Kein weißes Fenster wie in der Gummizelle. Es leuchtete silbern, und sein Anblick entlockte Lara ein Lächeln.
Das Fenster öffnete sich.
»Ich heiße nicht Zottel!«
Sie würde keinen Tropfen des Schimmers vergeuden, sondern mit ihrer Großmutter durch das Fenster gehen. Das stand fest. Vielleicht trafen sie gemeinsam Laras Mutter?
Als hätte die Spinne ihre Gedanken gelesen, krabbelte sie nun auf Lara hinauf. Lara spiegelte sich in den acht leuchtenden Augen, die sie streng betrachteten .
»Die Flasche!«, rief es so bestimmt in ihrem Inneren, dass sie ihren Ekel vergaß und die Hand automatisch zu ihrer Tasche wanderte, in der die Flasche steckte.

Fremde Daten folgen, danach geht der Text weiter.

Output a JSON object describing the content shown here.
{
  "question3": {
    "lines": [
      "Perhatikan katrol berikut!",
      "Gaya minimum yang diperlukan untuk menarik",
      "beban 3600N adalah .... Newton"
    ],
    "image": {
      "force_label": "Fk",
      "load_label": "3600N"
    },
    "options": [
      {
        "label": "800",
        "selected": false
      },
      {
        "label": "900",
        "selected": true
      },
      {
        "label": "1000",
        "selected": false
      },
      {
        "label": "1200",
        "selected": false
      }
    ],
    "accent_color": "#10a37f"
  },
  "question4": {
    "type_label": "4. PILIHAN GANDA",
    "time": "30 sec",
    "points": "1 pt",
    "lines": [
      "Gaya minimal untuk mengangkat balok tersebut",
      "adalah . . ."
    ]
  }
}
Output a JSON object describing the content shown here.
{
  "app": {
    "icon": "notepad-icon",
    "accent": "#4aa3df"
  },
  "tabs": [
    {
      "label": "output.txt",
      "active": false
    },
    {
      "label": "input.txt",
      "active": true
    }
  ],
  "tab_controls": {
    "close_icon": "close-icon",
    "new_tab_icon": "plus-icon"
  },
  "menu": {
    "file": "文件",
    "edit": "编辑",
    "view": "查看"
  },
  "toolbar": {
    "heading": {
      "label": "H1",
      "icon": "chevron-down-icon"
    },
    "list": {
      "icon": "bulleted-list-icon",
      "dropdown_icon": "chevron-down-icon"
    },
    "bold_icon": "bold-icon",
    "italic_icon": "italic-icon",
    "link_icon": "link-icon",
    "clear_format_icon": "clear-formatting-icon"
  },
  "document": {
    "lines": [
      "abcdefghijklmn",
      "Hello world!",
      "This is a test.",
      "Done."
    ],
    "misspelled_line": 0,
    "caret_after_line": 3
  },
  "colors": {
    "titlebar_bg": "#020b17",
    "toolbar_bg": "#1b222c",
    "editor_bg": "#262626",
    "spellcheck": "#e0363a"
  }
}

»Aber ich will mit!«, bettelte Lara.
Sie sah, wie ihre Großmutter aufstand und ihr die Hand entgegenstreckte.
»Kommst du?«, fragte sie.
»Ich möchte ja«, rief Lara und versuchte, die Flasche wieder zurück in die Tasche zu schieben.
»Du gehörst da nicht hin«, erklärte die Spinne bestimmt und tänzelte mit ihren acht Beinchen auf Lara herum, dass diese schier einen Brechreiz bekam. Der Wille des Auges war nun so stark, dass sie die Flasche aus der Tasche zog.
»Woher willst du das wissen! Du hast doch alles vergessen. Ich will nicht mehr alleine sein«, versuchte sie vergeblich, ihren Willen durchzusetzen. Doch ihre andere Hand wanderte bereits zum Korken.
»Ich weiß, dass dein Weg ein anderer ist.« Die Spinne wandte sich Dorothea zu. »Lass sie los! Mach nicht den gleichen Fehler wie bei deiner Tochter. Ihr werdet euch wiedersehen. Aber diesen Weg muss sie alleine gehen.«
Dorothea zögerte. Das Fenster öffnete sich, und ein Sog erfasste Laras Großmutter.
»Nein!«, rief Lara verzweifelt.
Doch dann lächelte Dorothea plötzlich. »Finde deinen eigenen Glauben, Lara. Schma Israel!«
Dann wurde sie von dem Sog erfasst. Das Fenster schloss sich.
»Die Flasche!«, rief die Spinne .
Plötzlich hatte Lara das Gefühl, sich in alle Bestandteile aufzulösen. Das Netz unter ihr verschwand, und sie fiel erneut. Das Reich ihrer Großmutter löste sich auf.
Panik erfasste sie, und sie öffnete die Flasche. Ein Schrei entfuhr ihr, als sie erkannte, dass ihre Hand unsichtbar wurde.
Ein kleiner Tropfen lugte aus dem Flaschenhals, als würde er die Umgebung erkunden, und stieg schließlich empor. Dann wurde es dunkel.